Money and Finance
Reuters Special Report - China's answer to subprime bets: the "Golden Elephant"
Found via Mish.
The Chinese investment vehicle known as "Golden Elephant No. 38" promises buyers a 7.2 percent return per year. That's more than double the rate offered on savings accounts nationally.
Absent from the product's prospectus is any indication of the asset underpinning Golden Elephant: a near-empty housing project in the rural town of Taihe, at the end of a dirt path amid rice fields in one of China's poorest provinces.
"They haven't even built a proper road here," said Li Chun, a car repairman, who said he lives in the project.

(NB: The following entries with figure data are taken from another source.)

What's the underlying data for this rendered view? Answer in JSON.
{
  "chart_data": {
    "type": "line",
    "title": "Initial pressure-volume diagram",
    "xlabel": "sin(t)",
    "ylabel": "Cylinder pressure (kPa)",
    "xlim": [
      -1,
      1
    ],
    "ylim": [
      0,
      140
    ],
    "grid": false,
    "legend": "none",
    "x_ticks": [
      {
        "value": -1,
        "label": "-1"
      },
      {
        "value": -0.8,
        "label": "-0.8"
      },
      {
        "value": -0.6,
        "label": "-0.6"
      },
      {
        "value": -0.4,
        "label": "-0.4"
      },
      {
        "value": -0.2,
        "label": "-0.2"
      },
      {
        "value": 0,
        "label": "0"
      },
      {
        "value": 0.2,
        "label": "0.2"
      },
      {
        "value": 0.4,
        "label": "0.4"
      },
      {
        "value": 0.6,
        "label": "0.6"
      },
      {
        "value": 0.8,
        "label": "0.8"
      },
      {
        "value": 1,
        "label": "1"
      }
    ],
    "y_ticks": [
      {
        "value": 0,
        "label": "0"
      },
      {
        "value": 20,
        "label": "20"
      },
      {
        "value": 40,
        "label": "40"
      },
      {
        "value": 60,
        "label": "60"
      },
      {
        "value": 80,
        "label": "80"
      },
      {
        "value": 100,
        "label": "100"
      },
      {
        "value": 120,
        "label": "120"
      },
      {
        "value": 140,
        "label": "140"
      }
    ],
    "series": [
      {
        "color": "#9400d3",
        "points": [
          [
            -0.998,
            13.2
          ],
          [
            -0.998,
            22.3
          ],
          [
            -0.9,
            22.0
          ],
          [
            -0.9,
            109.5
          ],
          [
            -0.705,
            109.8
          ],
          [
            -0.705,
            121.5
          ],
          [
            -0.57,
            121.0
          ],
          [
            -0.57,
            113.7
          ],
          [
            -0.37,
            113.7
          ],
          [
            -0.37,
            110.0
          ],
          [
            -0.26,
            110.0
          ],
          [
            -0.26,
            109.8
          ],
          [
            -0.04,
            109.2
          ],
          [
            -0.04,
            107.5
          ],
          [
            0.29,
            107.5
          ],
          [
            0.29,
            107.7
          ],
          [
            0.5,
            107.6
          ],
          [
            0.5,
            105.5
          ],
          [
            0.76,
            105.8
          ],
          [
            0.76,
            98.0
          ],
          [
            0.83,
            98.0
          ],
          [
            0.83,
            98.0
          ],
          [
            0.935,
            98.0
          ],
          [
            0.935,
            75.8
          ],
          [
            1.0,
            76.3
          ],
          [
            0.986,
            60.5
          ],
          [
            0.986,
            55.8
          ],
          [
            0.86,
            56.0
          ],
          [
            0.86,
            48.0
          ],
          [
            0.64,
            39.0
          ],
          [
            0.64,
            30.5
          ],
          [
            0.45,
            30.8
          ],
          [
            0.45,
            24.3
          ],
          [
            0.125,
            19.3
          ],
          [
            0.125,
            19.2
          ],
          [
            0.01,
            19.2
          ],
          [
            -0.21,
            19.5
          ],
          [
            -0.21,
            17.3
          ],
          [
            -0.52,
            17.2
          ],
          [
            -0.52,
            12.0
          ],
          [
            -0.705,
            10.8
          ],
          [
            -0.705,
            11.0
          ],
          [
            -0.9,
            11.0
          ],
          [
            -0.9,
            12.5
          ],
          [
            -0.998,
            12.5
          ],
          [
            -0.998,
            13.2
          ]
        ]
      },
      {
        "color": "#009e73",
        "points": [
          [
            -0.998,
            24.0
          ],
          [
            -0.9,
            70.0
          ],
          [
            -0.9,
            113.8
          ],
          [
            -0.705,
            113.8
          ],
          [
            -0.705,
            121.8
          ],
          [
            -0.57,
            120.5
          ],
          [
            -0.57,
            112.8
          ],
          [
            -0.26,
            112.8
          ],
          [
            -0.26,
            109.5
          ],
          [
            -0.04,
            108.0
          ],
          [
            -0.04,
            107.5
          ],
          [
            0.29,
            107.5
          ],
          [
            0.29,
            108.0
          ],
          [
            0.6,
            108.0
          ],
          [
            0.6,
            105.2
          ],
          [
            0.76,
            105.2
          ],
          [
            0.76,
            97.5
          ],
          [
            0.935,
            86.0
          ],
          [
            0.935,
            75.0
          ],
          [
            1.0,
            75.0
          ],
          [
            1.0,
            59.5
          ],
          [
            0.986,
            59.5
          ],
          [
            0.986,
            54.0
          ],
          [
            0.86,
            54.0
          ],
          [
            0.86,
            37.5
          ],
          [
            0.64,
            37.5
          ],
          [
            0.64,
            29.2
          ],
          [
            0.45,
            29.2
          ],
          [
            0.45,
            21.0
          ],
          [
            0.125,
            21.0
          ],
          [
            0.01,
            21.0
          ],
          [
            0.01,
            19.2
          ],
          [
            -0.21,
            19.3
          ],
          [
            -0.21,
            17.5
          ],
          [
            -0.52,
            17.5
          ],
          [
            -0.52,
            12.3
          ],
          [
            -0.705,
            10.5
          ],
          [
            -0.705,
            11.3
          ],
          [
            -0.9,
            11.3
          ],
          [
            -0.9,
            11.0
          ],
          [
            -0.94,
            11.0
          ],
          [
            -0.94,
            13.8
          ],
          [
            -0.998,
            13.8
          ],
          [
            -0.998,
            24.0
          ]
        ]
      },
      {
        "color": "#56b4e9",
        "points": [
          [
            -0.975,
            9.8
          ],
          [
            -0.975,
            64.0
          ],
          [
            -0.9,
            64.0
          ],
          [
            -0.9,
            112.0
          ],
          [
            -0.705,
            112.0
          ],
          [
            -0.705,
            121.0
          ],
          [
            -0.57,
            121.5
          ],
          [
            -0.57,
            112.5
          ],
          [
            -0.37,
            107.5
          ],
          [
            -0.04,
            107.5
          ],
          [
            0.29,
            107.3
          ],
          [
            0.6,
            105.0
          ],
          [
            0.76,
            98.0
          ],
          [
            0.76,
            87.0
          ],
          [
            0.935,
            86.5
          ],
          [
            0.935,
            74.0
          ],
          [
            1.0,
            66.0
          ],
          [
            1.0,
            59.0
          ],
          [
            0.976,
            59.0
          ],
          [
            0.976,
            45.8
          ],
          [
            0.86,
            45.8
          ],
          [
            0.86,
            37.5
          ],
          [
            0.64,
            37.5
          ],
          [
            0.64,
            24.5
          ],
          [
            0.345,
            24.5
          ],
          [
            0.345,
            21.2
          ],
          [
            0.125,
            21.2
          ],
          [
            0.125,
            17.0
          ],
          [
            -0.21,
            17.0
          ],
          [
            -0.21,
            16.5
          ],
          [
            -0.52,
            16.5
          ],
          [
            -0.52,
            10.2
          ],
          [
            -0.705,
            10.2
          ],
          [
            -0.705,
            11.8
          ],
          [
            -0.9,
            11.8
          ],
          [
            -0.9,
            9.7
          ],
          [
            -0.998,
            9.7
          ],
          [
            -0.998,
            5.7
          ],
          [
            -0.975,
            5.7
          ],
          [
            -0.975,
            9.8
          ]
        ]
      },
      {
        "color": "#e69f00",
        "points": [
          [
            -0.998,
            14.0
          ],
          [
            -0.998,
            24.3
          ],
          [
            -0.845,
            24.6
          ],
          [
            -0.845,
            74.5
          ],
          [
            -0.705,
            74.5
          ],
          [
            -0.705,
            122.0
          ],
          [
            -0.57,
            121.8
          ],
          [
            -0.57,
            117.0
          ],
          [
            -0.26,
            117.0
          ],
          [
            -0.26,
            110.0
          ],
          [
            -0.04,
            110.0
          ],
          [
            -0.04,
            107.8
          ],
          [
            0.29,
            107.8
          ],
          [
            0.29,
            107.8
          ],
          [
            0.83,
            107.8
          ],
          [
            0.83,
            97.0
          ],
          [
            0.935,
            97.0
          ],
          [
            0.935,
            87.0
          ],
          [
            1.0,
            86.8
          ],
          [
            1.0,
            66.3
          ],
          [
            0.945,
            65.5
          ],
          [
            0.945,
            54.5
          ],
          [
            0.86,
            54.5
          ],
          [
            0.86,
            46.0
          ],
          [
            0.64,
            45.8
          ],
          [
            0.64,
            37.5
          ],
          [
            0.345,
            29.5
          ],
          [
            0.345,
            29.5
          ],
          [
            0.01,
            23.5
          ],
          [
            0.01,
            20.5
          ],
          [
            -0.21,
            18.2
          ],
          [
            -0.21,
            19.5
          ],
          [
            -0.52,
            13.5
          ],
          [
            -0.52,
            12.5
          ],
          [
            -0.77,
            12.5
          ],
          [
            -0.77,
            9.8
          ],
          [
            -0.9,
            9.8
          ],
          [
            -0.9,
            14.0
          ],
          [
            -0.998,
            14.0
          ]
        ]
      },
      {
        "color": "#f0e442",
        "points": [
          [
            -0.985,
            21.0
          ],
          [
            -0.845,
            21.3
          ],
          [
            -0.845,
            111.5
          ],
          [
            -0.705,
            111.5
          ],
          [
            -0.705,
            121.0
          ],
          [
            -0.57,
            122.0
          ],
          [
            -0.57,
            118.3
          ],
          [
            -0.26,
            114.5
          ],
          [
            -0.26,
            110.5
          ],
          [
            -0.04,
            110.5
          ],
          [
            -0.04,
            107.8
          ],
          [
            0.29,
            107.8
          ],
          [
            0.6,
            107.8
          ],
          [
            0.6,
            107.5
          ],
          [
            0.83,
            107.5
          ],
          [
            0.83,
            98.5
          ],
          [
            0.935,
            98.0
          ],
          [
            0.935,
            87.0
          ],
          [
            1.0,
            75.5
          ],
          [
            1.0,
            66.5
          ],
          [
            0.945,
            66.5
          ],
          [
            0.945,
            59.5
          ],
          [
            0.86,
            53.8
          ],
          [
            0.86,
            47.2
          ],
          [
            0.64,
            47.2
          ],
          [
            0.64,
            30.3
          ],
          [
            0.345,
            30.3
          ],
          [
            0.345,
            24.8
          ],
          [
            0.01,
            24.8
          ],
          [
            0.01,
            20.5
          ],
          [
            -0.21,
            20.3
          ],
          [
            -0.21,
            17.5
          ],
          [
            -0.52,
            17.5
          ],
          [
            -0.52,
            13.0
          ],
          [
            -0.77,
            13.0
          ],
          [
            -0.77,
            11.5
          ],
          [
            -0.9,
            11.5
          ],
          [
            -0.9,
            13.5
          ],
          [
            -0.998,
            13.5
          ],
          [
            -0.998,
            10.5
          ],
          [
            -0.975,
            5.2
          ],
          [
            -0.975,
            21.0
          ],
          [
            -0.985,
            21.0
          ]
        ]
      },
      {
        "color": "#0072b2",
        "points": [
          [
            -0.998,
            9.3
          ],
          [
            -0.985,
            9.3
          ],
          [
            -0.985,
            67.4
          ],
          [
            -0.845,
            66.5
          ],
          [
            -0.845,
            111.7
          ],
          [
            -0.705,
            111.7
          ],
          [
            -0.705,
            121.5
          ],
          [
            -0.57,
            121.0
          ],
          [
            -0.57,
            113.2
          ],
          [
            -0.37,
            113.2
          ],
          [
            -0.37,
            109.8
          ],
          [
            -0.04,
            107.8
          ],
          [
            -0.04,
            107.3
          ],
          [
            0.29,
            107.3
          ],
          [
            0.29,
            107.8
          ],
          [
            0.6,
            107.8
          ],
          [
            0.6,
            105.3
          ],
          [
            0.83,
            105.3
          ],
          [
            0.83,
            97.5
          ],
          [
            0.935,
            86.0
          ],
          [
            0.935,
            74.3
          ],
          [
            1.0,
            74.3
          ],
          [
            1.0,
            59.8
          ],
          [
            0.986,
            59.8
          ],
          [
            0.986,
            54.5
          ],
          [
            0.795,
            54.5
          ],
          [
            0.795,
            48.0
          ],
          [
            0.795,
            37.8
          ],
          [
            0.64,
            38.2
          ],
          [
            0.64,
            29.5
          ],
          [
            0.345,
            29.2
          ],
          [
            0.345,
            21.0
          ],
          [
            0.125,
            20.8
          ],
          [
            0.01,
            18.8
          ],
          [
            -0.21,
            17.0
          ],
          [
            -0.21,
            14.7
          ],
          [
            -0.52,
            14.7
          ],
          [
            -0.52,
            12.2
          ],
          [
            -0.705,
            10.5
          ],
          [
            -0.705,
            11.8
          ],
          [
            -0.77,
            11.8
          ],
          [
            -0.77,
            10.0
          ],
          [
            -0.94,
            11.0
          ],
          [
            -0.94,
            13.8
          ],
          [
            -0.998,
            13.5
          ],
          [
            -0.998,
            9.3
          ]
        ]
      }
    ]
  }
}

"The local government is holding onto the flats and only wants to sell them when prices go up."
Golden Elephant No. 38 is one of thousands of "wealth-management products", instruments aimed at monied investors, which have shown phenomenal growth over the last five years. Sales of them soared 43 percent in the first half of 2012 to 12.14 trillion yuan ($1.90 trillion), according to a report by CN Benefit, a Chinese wealth-management consultancy.
They are usually created in China's "shadow banking" system - non-banking institutions that are not subject to the same regulations as banks - which has grown to account for around a fifth of all new financing in China.
Like the subprime-debt lending spree in the United States that helped spark the 2008 financial crisis, the products are often opaque, and usually dependent on high-risk underlying assets, such as the Taihe housing project.